Novel carbazole-based ionic liquids and their charge-transfer kinetics pertaining to Marcus theory towards highly efficient redox active electrolytes

Abstract

Three novel redox ionic liquids (RILs) based on carbazole, incorporating imidazolium and bistriflimide (TFSI) groups, have been successfully synthesized and their electrochemical properties comprehensively evaluated. These compounds synergize the exceptional charge transport characteristics of carbazole with the appealing physical and electrochemical attributes of ionic liquids. In this study, we investigated the electron transfer and mass transfer behaviors of these RILs through cyclic voltammetry, comparing the results with those predicted by the Marcus theory, which exhibited a favorable agreement.

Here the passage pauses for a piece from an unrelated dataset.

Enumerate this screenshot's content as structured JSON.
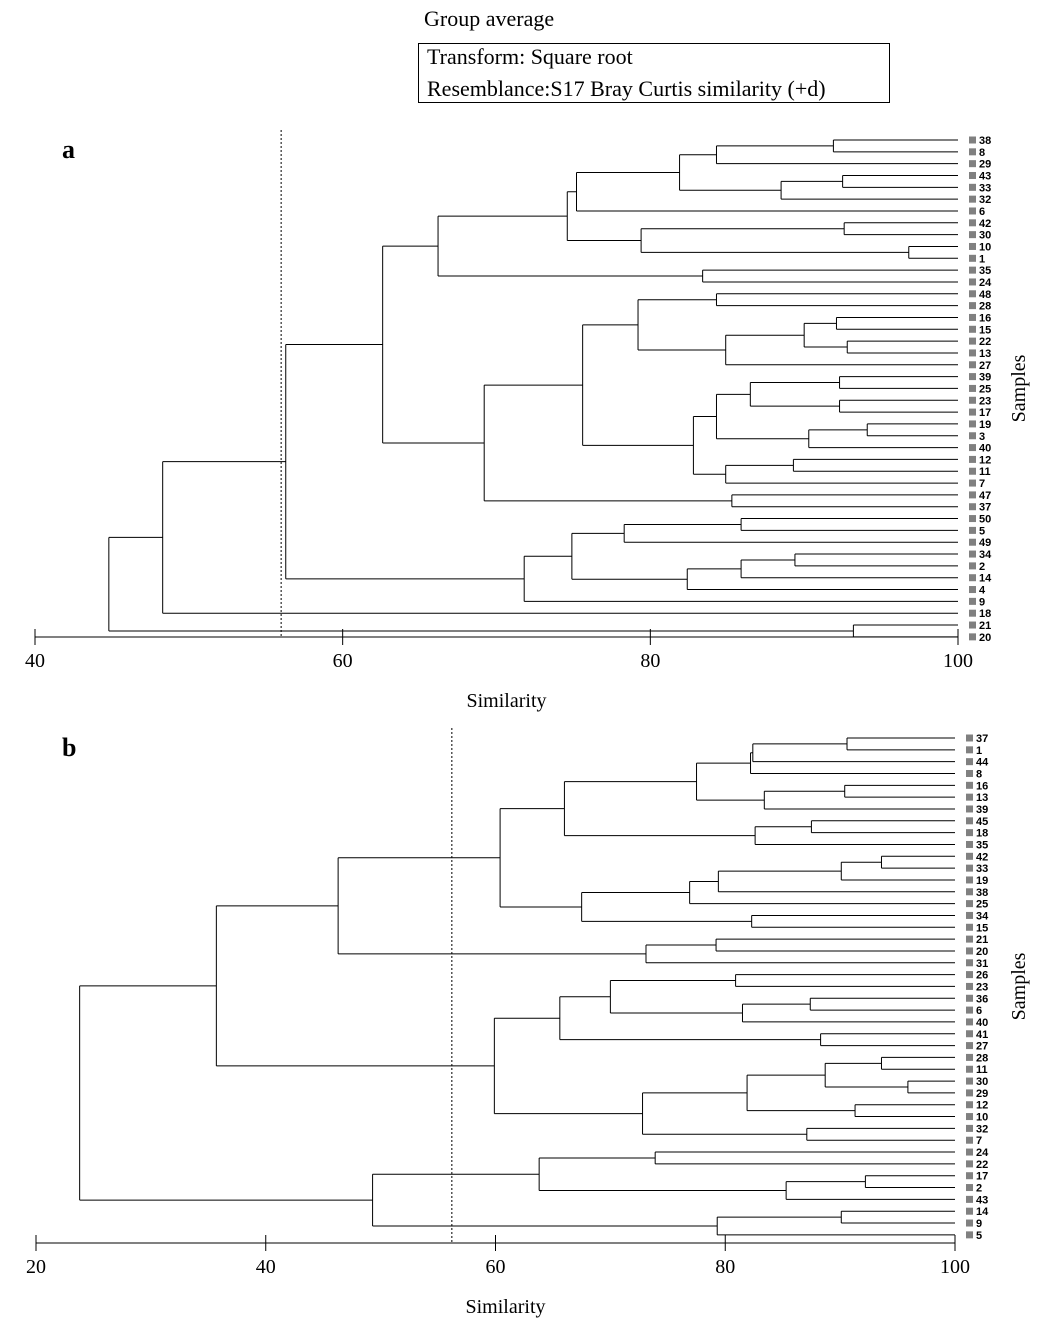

Notably, we employed the asymmetric Marcus–Hush (AMH) model and the Compton approach to delve into the parameters influencing electron transfer dynamics. The examined RILs, characterized by their asymmetrically positioned redox centers, manifest a heterogeneous rate constant primarily influenced by the size of the redox-active moiety rather than the solvated radius of the entire molecule. Consequently, these redox-active species favorably orient themselves towards the electrode surface, resulting in higher kinetic constants than initially envisaged by the conventional theory. This insightful understanding bears significant importance in the development of efficient carbazole-derived technologies with tunable features.